Sole meunière at the above mentioned restaurant - the Bodega Can Marty


One evening last summer my husband, daughter Sophie and I walked into the Bar Numéro 7 to watch one of the semi-finals of the European Soccer Cup - and Sophie spotted a Norwegian celebrity at the bar. A Norwegian celebrity in small Thuir! This was truly a sensation, an inconceivable event! Even the owners of the bar (who are also the owners of Can Marty) got excited when we told them later. I felt sorry for the poor celebrity, who tried to hide under his baseball cap when he heard our language. Apart from us and him and his girlfriend, there were about ten French people in the bar. Nowhere to hide! He was probably terrified that we would bear down on him and insist on autographs. Never had he expected to run into other Norwegians in Thuir!


This is easily our catch at Thuir's market on a lovely warm Saturday, but alas - not today. All we managed this morning was to rush in through the hurricane gusts to get a few things, not that there were many stalls there today either. The stall owners get cold too. 

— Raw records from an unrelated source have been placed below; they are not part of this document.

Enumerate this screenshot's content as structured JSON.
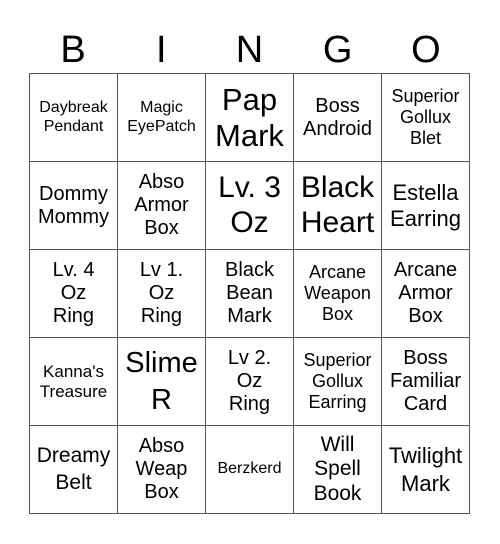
{
  "header": [
    "B",
    "I",
    "N",
    "G",
    "O"
  ],
  "cells": [
    "Daybreak\nPendant",
    "Magic\nEyePatch",
    "Pap\nMark",
    "Boss\nAndroid",
    "Superior\nGollux\nBlet",
    "Dommy\nMommy",
    "Abso\nArmor\nBox",
    "Lv. 3\nOz",
    "Black\nHeart",
    "Estella\nEarring",
    "Lv. 4\nOz\nRing",
    "Lv 1.\nOz\nRing",
    "Black\nBean\nMark",
    "Arcane\nWeapon\nBox",
    "Arcane\nArmor\nBox",
    "Kanna's\nTreasure",
    "Slime\nR",
    "Lv 2.\nOz\nRing",
    "Superior\nGollux\nEarring",
    "Boss\nFamiliar\nCard",
    "Dreamy\nBelt",
    "Abso\nWeap\nBox",
    "Berzkerd",
    "Will\nSpell\nBook",
    "Twilight\nMark"
  ]
}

Overly optimistic to think I'd be planting out flowers today

Grotesquely expensive locally produced cheese - but oh-so-delicious

I stayed at home all afternoon to wait for a technician from the telephone company Orange to come and fix our landline and internet connection - he was supposed to be here between one and six p.m. I've called them all week and did a happy-dance yesterday when they finally agreed to send help. Did he arrive? No. Did they answer the phone when I rang? No. Did I suddenly remember Kramer waiting for the cable guy in "Seinfeld"? Yes. Then I started to laugh hysterically. As a consolation I'm now listening to the lovely Elizabeth McGovern of Downton Abbey fame, singing beautifully with her band Sadie and the Hotheads. Worth a listen, for sure!